My 14-year old son was diagnosed in October 2009. He is having a defibrillator implantation in December. He is an athlete. He has always wrestled (since 5) and played football. His heart has been affected on both the right and left side. How do I help him adjust to this? He has been told only light to moderate activity. It would be really nice if you or someone else with arvd could contact him or talk to him. He feels fine, so therefore, he feels invincible...he really wants to continue sports. How are you doing it without causing more damage?

c2 said...

Hi Tammy,
I'm sorry to hear about your son's troubles.

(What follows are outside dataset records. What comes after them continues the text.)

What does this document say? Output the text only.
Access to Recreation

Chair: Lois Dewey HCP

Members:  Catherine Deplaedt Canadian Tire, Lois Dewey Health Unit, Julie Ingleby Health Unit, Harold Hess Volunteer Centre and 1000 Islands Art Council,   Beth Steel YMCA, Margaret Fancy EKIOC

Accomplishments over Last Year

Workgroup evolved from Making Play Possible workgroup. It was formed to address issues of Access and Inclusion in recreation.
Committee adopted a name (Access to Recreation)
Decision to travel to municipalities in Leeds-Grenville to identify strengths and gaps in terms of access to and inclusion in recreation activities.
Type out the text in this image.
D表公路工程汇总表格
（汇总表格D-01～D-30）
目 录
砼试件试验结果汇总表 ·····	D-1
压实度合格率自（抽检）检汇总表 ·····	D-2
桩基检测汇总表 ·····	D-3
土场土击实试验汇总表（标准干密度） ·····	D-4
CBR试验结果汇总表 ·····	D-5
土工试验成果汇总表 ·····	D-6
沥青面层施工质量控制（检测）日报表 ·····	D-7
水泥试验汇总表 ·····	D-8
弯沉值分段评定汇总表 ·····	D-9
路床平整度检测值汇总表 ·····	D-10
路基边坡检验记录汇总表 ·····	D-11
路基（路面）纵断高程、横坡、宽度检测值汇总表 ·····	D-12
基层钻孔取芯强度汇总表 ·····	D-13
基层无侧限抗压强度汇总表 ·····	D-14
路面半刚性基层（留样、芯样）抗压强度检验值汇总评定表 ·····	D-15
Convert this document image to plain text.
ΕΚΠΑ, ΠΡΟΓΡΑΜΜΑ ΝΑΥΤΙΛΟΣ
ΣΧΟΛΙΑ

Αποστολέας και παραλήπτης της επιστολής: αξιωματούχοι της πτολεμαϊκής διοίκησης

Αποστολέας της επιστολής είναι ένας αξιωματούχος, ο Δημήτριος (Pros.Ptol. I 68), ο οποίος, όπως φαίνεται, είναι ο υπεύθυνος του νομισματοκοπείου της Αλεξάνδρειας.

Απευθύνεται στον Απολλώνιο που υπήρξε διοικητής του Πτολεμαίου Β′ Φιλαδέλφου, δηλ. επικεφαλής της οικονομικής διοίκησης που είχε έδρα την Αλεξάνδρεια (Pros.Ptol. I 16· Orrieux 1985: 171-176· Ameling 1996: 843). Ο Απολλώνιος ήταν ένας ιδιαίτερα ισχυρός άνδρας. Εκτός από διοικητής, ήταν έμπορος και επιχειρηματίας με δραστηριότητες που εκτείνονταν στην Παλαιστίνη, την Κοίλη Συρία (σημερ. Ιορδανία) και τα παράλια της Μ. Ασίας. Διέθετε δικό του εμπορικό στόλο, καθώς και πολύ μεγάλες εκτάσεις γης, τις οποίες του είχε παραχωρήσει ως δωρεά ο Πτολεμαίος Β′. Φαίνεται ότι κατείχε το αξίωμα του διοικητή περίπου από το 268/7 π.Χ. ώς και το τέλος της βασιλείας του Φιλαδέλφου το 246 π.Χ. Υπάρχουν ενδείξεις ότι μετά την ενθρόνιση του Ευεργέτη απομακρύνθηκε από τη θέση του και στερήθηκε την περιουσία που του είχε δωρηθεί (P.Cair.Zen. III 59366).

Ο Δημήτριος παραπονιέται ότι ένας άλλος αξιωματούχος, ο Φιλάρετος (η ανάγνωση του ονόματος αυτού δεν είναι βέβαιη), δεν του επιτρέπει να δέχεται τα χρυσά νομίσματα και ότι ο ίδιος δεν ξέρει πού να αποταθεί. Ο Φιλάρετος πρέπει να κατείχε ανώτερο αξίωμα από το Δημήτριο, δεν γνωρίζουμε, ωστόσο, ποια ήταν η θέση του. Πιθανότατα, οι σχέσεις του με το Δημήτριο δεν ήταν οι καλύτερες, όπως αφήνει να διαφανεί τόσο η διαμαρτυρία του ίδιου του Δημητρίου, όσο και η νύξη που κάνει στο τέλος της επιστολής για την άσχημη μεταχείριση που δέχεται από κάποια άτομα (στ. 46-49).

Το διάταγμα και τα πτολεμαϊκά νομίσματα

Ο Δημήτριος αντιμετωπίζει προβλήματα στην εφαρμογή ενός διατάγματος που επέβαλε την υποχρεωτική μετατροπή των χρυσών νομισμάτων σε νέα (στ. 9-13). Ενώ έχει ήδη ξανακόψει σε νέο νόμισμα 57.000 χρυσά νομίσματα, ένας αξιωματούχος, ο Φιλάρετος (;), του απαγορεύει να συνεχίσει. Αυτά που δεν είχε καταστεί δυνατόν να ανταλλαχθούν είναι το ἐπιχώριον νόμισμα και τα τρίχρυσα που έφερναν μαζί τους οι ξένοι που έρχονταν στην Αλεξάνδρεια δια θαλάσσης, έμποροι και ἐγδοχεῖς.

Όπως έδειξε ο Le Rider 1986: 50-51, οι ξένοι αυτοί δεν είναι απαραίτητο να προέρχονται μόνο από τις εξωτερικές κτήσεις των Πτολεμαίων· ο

It sounds as though he has genetic ARVD and is already having fibro-fatty replacement, if they are saying his left ventricle is affected too. I have a genetically-negative, acquired form of ARVD from a combination of viral attack and endurance sports competition. I have a distinct area of scar that probably won't progress. So my condition is a bit different although the symptoms are similar. In other words my risk of progressive heart degradation if I continue to exercise is low to zero. Your son, however, probably has progressive genetic ARVD. I'm guessing here by what you said. You should definitely make sure this is the case and have the genetic testing done, my suspicion is that because of his age and the fact that both ventricles are affected that this is the case.
Either way it is not the defibrillator that restricts activity (apart from impact sports that could damage the device such as football) as much as the underlying heart condition. There is an excellent yahoo group at http://www.arvd-arvc-info.com/
if you haven't already found it. There are many families like yours that are on the group.
Good luck to you and your son. The ICD implant is really not bad at all once you get used to it. I never think about mine. Make sure they do it subpectorally!